With decline in use of NPI, reduced herd immunity, only 52% influenza vaccination rate (persons > 6 months of age), and given the hint from Australia (Figure 2), as well as the two attempts by influenza to break out in the United States more broadly last December and again in February (Figure 1), it is best to begin to prepare now for the return of influenza and potentially at the same time when COVID-19 is surging or otherwise maintaining a moderate incidence level. Rapid diagnosis is critically important as patients, especially high-risk ones, can be treated successfully with specific antivirals that have been developed for each of the pathogens—provided they are administered early, preferably starting within 2 days after symptom onset for influenza and within 5 days after symptom onset for COVID-19.
To prepare for the likely resurgence of influenza, perhaps at the same time as a new surge of COVID-19, we encourage physicians to do the following:
- Monitor surveillance data for incidence of COVID-19 and influenza in your state, county and community. This could be accomplished by monitoring public health reports and/or, for users of Sofia and Sofia 2, by monitoring the status of both viruses’ incidence by readily accessing Virena data on Quidel’s MyVirena.com.
- Make sure that your clinic provides COVID-19 and influenza test results to your local and regional public health agencies, so that they can provide a more complete status update for you and others.
- Actively support vaccinations, including boosters with the newly approved vaccine(s) covering the new SARS-CoV-2 Omicron subvariants.
- Encourage your staff and patients to get the new season’s influenza vaccines that are now available. Patients older than 65 years, should get the special influenza vaccine designed for them. Given that the influenza season started so early in Australia, it could do the same here, so providing the flu vaccinations for yourself, staff, and your patients by the end of September could be best.

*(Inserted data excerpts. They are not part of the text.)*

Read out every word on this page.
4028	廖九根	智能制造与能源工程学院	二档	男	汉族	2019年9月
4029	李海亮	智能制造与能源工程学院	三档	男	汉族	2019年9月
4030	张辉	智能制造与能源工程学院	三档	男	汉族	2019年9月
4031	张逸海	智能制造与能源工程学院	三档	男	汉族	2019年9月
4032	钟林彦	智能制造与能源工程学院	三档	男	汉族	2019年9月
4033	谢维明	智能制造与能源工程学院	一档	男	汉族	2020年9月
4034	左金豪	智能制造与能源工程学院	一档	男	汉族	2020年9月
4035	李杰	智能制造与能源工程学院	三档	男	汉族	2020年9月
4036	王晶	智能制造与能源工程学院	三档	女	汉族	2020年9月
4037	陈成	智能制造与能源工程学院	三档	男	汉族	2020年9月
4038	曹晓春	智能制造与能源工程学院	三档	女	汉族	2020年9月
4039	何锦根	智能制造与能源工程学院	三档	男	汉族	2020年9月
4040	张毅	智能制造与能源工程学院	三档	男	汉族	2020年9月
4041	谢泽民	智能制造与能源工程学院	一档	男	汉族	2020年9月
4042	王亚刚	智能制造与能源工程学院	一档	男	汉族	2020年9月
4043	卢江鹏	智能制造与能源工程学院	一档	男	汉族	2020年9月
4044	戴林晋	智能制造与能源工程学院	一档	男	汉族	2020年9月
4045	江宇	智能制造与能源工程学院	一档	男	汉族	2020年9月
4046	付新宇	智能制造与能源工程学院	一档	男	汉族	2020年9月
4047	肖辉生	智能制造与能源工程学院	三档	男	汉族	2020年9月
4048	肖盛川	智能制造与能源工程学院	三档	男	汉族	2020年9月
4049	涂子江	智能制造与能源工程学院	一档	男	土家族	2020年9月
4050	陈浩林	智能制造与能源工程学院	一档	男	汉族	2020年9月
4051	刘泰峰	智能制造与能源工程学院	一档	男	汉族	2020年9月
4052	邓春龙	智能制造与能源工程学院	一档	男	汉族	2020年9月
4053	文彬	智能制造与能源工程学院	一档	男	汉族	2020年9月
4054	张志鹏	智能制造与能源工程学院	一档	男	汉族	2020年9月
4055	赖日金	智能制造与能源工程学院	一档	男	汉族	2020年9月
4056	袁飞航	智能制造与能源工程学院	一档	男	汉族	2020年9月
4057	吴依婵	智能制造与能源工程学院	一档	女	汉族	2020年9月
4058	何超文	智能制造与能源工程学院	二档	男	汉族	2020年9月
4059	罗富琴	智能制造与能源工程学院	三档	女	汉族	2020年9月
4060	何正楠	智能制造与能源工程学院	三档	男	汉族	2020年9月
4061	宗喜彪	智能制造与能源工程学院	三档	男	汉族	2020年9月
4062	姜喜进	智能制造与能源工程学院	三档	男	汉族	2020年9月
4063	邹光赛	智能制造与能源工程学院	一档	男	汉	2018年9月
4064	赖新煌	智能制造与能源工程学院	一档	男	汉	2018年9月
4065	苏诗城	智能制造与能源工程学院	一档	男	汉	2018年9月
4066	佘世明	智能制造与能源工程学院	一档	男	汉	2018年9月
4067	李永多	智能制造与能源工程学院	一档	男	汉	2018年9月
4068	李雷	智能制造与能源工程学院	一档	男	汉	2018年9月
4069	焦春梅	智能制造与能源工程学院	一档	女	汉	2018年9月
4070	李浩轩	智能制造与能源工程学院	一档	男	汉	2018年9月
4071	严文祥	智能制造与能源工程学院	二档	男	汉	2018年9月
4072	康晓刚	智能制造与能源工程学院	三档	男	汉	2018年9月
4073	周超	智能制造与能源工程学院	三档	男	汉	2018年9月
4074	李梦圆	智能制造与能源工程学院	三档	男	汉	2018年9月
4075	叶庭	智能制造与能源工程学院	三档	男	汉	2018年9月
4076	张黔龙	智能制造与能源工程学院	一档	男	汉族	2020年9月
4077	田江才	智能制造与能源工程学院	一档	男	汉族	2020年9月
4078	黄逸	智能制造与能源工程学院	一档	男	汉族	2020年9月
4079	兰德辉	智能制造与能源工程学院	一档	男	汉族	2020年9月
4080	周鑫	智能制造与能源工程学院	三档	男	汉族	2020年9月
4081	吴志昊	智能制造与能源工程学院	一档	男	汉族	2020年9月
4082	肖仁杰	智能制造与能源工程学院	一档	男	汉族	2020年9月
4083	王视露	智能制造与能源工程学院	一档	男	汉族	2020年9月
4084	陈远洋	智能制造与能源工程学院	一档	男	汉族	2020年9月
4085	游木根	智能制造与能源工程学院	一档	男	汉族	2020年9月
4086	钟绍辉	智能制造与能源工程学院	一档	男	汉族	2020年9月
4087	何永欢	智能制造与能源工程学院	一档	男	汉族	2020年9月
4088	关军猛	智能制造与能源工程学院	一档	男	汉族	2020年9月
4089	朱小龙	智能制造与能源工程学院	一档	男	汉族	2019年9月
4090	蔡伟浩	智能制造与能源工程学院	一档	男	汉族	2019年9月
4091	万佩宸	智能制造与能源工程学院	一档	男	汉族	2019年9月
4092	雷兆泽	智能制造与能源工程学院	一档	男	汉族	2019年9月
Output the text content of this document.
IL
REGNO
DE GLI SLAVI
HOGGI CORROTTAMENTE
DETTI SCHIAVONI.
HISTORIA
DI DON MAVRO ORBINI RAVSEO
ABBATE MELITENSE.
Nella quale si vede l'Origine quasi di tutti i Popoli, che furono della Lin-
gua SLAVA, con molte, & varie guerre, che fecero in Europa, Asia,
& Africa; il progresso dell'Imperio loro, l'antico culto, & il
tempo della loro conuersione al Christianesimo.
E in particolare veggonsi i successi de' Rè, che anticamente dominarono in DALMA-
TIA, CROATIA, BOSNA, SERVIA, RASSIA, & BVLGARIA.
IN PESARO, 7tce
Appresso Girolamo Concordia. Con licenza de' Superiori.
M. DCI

- Encourage the use of NPI, especially at least through this winter, and especially reinforced by your knowledge through surveillance of incidence of both pathogens circulating in your community. The data show without question that NPI reduces COVID-10 and Influenza infections and spread.
- Be prepared for testing for both SARS-CoV-2 and Influenza. All three viruses are likely to be circulating in your community this winter—potentially at the same time. Using Sofia 2 SARS + Flu FIA may be the best choice for you, as it screens for all three viruses at once with only one patient nasal swab sample required.
*Failed “surges”. Even though the surges this past winter did not constitute a typical influenza epidemic, the CDC has reported that between Oct. 2021, and June 11, 2022, there were 8 million to 13 million influenza cases, 82,000 to 170,000 hospitalizations, and 5,000 to 14,000 deaths In the United States. We must all take steps now to prepare for the coming COVID-19 and Influenza winter season.